Enter Fr García (Marcelo Alonso), the trouble-shooter who wants to close the place down as discreetly as possible. The residents, however, have other ideas, including Mónica.
What I appreciated about the way these errant priests are portrayed is that they remain real human beings, neither monsters nor pantomime villains. Their rationalisations of past behaviour are on occasion plausible. The part played, for example, in passing the babies of overburdened mothers to affluent childless couples is seen by the priest concerned in terms of acts of mercy.
The film starts with a text from Genesis 1: “And God saw the light was good and separated the light from the darkness.” The challenge is discerning which is which at times during the film. Garcia is some kind of Grand Inquisitor with a moral seriousness that often segues into an institutional protectionism that lacks compassion or even understanding. In a case of doing a wrong thing for a “right” reason, he engineers with Mónica a cruel means of removing from the priests what he considers a different kind of temptation. This has devastating results.

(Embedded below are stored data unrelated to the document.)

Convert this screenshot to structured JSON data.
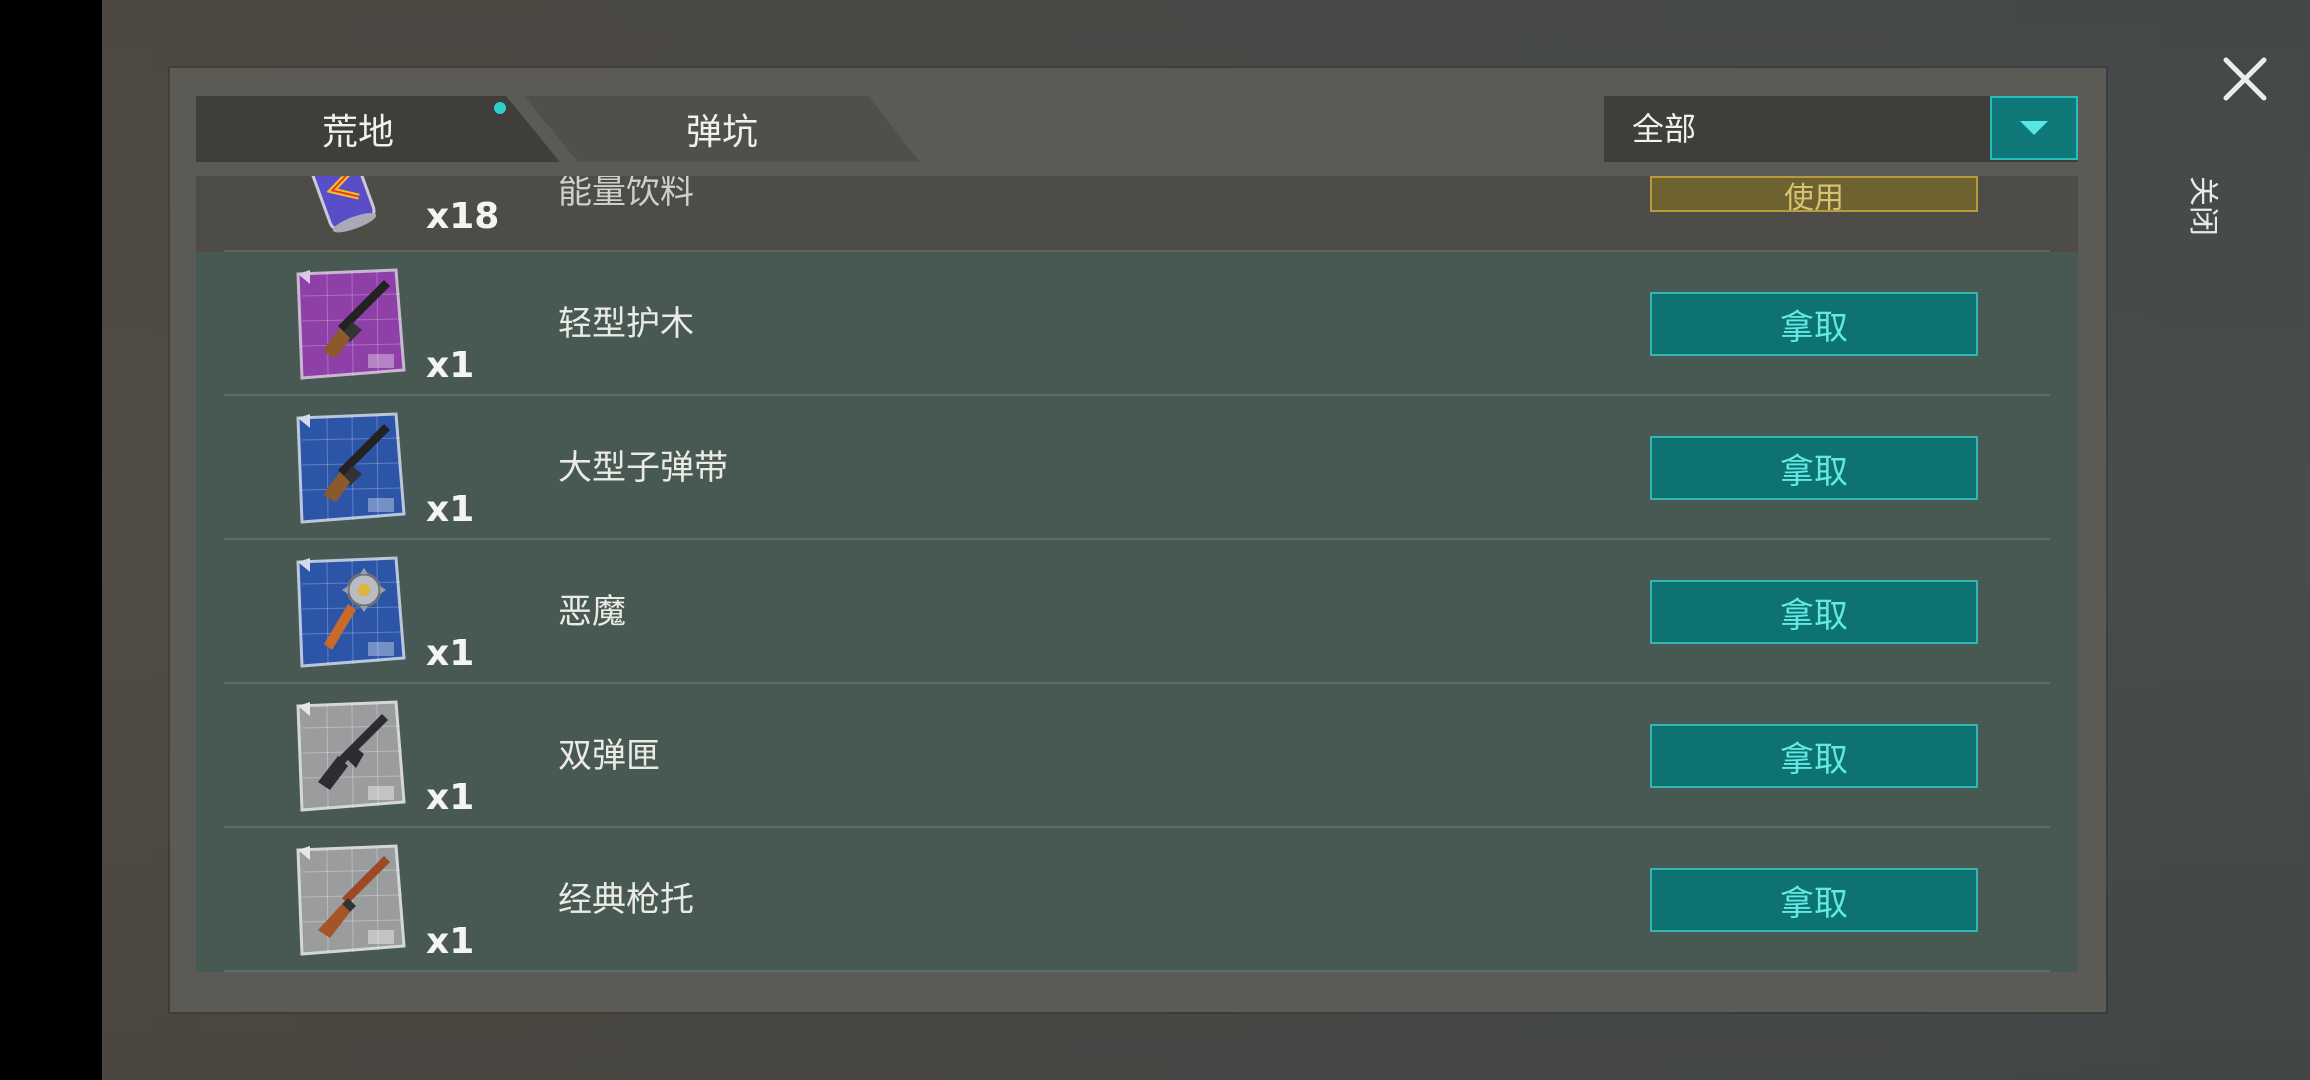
{
  "tabs": [
    {
      "label": "荒地",
      "active": true,
      "has_notification": true
    },
    {
      "label": "弹坑",
      "active": false
    }
  ],
  "filter": {
    "selected": "全部"
  },
  "close": {
    "label": "关闭"
  },
  "partial_item": {
    "name": "能量饮料",
    "qty": "x18",
    "button": "使用",
    "icon": "energy-drink-can"
  },
  "items": [
    {
      "name": "轻型护木",
      "qty": "x1",
      "button": "拿取",
      "icon": "shotgun-blueprint",
      "rarity_color": "#8e3fa8"
    },
    {
      "name": "大型子弹带",
      "qty": "x1",
      "button": "拿取",
      "icon": "shotgun-blueprint",
      "rarity_color": "#2c55a8"
    },
    {
      "name": "恶魔",
      "qty": "x1",
      "button": "拿取",
      "icon": "mace-blueprint",
      "rarity_color": "#2c55a8"
    },
    {
      "name": "双弹匣",
      "qty": "x1",
      "button": "拿取",
      "icon": "rifle-blueprint",
      "rarity_color": "#9a9c9e"
    },
    {
      "name": "经典枪托",
      "qty": "x1",
      "button": "拿取",
      "icon": "rifle-wood-blueprint",
      "rarity_color": "#9a9c9e"
    }
  ]
}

The director, Pablo Larraín, is careful not to judge anyone in The Club. He is clear that this isn’t an investigative docu-drama along the lines of the Oscar-winning Spotlight (Arts, 29 January). Rather, his film holds up to us the mystery of human behaviour. Its grainy look challenges us to identify what is light and what is dark. Just as in Tony Manero, Post-Mortem, and No, he obliquely tackles the Pinochet years and the thousands who went missing. Whether Larraín now is referring chiefly to delinquent priests who “disappeared” from public office or their childhood victims is a moot point. Those boys may be missing from this film, and yet the remembrance of them is grievous to those watching, if not always to the men who abused their positions of power.